Infinite concentration and oscillation estimates for supercritical semilinear elliptic equations in discs. I

TL;DR

This paper establishes infinite concentration and oscillation estimates for supercritical semilinear elliptic equations in discs, extending previous results to more general nonlinearities and classifying complex blow-up behaviors.

Contribution

It extends previous work to general supercritical nonlinearities, classifies infinite concentration behaviors, and introduces new phenomena for multiple exponential growth cases.

Findings

Classified all infinite concentration behaviors into two types.

Detected an infinite sequence of concentration points on blow-up solutions.

Described limit profiles, energy, and positions using Liouville equations.

Abstract

In our series of papers, we establish infinite concentration and oscillation estimates for supercritical semilinear elliptic equations in discs.

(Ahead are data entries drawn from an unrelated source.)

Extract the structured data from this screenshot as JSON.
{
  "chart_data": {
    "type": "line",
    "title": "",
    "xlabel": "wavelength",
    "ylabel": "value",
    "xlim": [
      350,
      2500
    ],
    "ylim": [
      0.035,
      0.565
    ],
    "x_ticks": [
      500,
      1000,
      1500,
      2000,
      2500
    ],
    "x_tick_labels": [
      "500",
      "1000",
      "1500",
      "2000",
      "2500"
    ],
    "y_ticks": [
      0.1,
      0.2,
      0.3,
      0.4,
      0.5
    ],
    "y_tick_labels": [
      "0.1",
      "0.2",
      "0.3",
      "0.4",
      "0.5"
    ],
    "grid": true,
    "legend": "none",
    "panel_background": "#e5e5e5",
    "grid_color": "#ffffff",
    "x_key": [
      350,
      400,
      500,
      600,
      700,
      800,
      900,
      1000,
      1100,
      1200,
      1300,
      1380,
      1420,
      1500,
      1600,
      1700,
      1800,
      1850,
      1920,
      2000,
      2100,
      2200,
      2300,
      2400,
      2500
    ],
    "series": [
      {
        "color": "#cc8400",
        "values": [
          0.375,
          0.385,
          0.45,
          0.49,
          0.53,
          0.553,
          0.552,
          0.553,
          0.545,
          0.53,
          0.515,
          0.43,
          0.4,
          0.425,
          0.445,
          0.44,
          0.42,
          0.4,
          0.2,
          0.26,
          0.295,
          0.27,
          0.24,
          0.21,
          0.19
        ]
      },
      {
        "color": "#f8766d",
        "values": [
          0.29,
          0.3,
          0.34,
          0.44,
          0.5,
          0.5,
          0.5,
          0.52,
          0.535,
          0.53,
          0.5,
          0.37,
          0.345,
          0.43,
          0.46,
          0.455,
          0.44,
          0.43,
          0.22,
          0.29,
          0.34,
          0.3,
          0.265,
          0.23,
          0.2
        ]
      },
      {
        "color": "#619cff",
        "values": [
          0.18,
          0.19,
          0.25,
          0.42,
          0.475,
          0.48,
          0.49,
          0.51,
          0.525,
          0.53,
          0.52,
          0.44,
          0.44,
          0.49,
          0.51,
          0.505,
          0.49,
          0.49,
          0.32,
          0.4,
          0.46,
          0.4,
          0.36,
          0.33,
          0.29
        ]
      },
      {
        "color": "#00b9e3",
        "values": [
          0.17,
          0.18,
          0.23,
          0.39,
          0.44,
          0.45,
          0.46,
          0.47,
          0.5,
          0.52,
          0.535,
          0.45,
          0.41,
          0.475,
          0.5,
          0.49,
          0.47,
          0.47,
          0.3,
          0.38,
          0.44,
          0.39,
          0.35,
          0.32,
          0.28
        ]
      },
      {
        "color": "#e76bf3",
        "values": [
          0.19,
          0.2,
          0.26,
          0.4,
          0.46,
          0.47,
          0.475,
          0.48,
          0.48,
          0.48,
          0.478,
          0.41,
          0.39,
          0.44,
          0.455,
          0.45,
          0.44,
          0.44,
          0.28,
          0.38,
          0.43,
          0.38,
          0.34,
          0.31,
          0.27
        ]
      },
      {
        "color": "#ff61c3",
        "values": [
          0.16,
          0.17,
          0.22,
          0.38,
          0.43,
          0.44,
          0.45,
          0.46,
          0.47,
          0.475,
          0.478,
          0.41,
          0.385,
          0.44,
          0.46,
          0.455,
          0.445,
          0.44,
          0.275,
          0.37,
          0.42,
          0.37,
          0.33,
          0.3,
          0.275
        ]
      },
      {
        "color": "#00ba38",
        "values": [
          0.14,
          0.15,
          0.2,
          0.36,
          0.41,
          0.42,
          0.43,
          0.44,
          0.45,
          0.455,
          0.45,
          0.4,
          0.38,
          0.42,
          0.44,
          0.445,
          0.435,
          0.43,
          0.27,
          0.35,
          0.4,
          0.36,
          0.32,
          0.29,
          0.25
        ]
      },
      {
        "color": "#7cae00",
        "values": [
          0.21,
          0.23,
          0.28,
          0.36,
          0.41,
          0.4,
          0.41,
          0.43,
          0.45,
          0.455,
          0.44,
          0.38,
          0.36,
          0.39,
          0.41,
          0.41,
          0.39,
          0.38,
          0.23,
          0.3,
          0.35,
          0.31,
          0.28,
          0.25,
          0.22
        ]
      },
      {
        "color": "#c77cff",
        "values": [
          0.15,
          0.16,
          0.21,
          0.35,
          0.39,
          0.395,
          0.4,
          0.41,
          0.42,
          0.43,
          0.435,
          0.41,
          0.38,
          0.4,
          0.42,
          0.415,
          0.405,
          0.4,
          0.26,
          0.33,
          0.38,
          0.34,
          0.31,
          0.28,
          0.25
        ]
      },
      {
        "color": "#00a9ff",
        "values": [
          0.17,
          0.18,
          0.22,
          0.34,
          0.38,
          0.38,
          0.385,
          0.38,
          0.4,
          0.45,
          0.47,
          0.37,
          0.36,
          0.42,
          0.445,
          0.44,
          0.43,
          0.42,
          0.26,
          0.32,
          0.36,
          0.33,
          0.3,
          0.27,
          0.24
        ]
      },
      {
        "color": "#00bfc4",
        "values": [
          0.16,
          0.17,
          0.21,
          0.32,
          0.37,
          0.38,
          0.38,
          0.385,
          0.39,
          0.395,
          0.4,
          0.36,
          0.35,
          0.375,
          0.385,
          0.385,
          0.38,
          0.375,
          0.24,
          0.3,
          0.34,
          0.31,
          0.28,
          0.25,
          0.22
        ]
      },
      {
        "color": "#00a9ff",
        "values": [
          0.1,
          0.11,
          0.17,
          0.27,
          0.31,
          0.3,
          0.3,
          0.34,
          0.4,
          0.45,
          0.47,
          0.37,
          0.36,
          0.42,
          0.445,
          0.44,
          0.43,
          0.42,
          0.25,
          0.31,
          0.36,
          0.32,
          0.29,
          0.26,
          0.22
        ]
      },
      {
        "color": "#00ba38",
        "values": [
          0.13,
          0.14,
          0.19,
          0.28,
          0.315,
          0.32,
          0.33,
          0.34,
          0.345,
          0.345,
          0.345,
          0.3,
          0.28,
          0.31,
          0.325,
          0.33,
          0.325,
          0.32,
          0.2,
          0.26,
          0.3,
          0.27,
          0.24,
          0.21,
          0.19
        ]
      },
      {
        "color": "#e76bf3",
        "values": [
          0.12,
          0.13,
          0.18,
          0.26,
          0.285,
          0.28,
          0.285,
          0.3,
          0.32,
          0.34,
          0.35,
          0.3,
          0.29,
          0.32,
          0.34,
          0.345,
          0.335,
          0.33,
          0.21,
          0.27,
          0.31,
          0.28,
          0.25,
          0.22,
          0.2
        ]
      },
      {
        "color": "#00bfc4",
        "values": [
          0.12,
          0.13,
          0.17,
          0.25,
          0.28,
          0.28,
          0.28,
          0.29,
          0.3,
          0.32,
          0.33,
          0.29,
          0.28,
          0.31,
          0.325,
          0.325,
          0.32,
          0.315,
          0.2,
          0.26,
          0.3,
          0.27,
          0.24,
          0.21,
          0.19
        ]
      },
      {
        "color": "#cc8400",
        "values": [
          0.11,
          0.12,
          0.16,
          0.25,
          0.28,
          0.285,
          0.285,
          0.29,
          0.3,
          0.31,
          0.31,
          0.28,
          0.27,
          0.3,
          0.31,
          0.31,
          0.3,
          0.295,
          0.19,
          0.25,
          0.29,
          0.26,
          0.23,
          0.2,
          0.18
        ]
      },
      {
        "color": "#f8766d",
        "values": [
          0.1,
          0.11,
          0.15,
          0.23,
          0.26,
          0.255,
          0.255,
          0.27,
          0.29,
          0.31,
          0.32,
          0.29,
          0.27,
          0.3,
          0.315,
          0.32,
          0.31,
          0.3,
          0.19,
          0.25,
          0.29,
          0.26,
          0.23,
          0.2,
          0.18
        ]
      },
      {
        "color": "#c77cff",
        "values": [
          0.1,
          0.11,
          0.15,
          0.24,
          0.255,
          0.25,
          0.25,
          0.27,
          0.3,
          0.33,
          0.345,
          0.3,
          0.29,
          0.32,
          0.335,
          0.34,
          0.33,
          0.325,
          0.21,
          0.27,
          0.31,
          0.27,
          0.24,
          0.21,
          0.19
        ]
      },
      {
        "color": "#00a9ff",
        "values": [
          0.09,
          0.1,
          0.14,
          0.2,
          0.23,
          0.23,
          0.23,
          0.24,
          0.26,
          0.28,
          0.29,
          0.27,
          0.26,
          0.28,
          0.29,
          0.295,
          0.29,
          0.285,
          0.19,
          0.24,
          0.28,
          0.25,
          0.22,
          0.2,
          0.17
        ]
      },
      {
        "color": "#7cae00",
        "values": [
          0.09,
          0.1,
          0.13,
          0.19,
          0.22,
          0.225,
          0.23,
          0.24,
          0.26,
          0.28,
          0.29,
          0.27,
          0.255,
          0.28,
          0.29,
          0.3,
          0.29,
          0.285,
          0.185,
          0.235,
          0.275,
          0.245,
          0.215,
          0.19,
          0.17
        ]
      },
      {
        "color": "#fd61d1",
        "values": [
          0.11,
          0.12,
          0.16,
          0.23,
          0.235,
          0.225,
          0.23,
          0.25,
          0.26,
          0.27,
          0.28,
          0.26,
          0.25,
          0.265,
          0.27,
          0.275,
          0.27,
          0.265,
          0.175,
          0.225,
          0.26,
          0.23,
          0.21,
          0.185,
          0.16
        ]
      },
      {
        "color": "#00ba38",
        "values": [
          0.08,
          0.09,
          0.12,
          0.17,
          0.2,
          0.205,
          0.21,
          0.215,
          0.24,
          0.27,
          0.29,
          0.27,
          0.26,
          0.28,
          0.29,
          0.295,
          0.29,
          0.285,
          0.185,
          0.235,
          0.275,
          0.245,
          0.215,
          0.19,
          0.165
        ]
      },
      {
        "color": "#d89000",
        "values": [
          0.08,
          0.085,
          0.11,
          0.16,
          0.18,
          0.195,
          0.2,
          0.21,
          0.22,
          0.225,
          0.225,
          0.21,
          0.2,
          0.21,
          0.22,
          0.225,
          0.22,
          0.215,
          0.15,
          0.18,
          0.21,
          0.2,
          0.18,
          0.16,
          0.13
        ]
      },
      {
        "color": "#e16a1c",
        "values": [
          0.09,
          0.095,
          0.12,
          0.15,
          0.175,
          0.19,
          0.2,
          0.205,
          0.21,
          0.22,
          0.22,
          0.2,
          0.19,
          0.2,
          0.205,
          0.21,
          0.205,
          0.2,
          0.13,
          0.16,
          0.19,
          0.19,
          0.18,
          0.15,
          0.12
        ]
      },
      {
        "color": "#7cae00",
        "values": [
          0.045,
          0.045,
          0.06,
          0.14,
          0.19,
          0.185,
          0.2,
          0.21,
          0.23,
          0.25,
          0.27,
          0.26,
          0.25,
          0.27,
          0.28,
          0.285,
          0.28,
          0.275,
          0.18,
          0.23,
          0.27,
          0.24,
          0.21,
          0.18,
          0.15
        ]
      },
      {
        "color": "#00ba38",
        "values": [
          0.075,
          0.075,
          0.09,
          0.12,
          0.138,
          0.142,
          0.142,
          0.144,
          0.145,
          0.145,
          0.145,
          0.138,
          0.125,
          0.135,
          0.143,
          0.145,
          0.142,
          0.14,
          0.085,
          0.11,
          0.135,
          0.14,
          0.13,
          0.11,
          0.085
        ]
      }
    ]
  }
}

Especially, we extend the previous result by the author (N. arXiv:2404.01634) to the general supercritical case. Our growth condition is related to the one introduced by Dupaigne-Farina (J. Eur. Math. Soc. 12: 855--882, 2010) and admits two types of supercritical nonlinearities, the Trudinger-Moser type growth $e^{u^p}$ with $p>2$ and the multiple exponential one $\exp{(\cdots(\exp{(u^m)})\cdots)}$ with $m>0$. In this first part, we carry out the analysis of infinite concentration phenomena on any blow-up solutions. As a result, we classify all the infinite concentration behaviors into two types which in particular shows a new behavior for the multiple exponential case. More precisely, we detect an infinite sequence of concentrating parts on any blow-up solutions via the scaling and pointwise techniques. The precise description of the limit profile, energy, and position of each concentration is given via the Liouville equation with two types of the energy recurrence formulas. This leads us to observe two types of supercritical behaviors. The behavior for the latter growth is new and can be understood as the limit case of the former one. Our concentration estimates lead to the analysis of infinite oscillation phenomena, including infinite oscillations of bifurcation diagrams, discussed in the second part.